Some spyware can be prevented by using software restriction policies.

Using a firewall to prevent spyware

During one of my more recent spyware removal endeavors, a user asked me how it was possible for her to computer to become infected with spyware when she had a firewall. The truth is that a firewall will do very little to prevent a spyware infection. Keep in mind that most of the time when an infection occurs, it’s because you visited a malicious Web site. The malicious code is usually passed through TCP port 80, along with the site’s other HTML code. Since Port 80 is the standard port used for browsing the Web, a firewall isn’t about to prevent traffic from flowing across this port.

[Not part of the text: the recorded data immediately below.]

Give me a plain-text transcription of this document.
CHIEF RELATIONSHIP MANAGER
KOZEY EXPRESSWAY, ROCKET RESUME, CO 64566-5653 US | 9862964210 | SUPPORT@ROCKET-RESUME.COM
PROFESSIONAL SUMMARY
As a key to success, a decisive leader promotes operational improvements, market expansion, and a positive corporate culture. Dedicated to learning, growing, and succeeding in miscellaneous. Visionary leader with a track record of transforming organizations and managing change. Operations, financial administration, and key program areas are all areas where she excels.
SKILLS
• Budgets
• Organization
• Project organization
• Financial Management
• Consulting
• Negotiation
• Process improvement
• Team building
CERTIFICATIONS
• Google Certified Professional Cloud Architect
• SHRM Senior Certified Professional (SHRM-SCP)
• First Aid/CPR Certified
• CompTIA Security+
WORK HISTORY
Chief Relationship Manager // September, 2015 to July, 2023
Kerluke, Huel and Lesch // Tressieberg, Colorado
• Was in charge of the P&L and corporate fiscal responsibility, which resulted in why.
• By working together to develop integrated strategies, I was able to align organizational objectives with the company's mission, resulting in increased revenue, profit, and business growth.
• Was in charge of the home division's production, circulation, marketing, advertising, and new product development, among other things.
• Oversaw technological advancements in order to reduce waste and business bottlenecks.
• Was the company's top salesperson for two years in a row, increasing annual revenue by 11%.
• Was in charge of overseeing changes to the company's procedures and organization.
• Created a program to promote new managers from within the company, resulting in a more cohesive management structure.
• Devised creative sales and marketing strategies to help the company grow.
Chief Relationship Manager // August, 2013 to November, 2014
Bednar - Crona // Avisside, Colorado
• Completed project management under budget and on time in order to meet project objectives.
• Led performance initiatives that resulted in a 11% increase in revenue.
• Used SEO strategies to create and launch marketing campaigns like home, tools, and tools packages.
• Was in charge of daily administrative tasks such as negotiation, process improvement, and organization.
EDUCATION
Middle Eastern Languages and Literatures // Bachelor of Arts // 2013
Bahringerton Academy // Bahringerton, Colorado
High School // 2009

Just because your firewall doesn’t usually prevent a spyware infestation doesn’t mean that it is useless in the war against spyware though. Think about it for a moment. The main function of spyware is to transmit information about you or your browsing habits to someone else. Even if your firewall can’t prevent spyware from getting into your PC, it can prevent potentially sensitive information from being sent back to the person who wrote the spyware module. Just configure your firewall to restrict outbound traffic. Normally, a default firewall configuration will consider all outbound traffic to be safe. I recommend restricting all outbound traffic except for on a few ports. For example, you will probably want to keep the ports used for HTTP, POP3, and SMTP open.

When all else fails, check the database

Although most of this article has focused on spyware infestations that occur by accidentally stumbling onto a malicious Web site, malicious Web sites are definitely not the only source of spyware. Anyone who has ever visited knows that there are thousands of different applications freely available for download. Although most free applications are exactly what they claim to be, there are applications available for download that will secretly install spyware onto your machine when you install the application.

So how do you know whether or not an application is safe? You could read the application’s license agreement or terms of use, but such documents can be tough to understand and not all purveyors of spyware actually disclose their practices. A better solution is to simply ask someone who knows. The Spychecker Web site contains a database of applications known to have spyware attached. If you are considering installing a questionable application, try searching for the application in the Spy Checker database to see if it contains spyware. You can see an example of this in Figure C.

Figure C

Spy Checker offers a free database of applications containing spyware.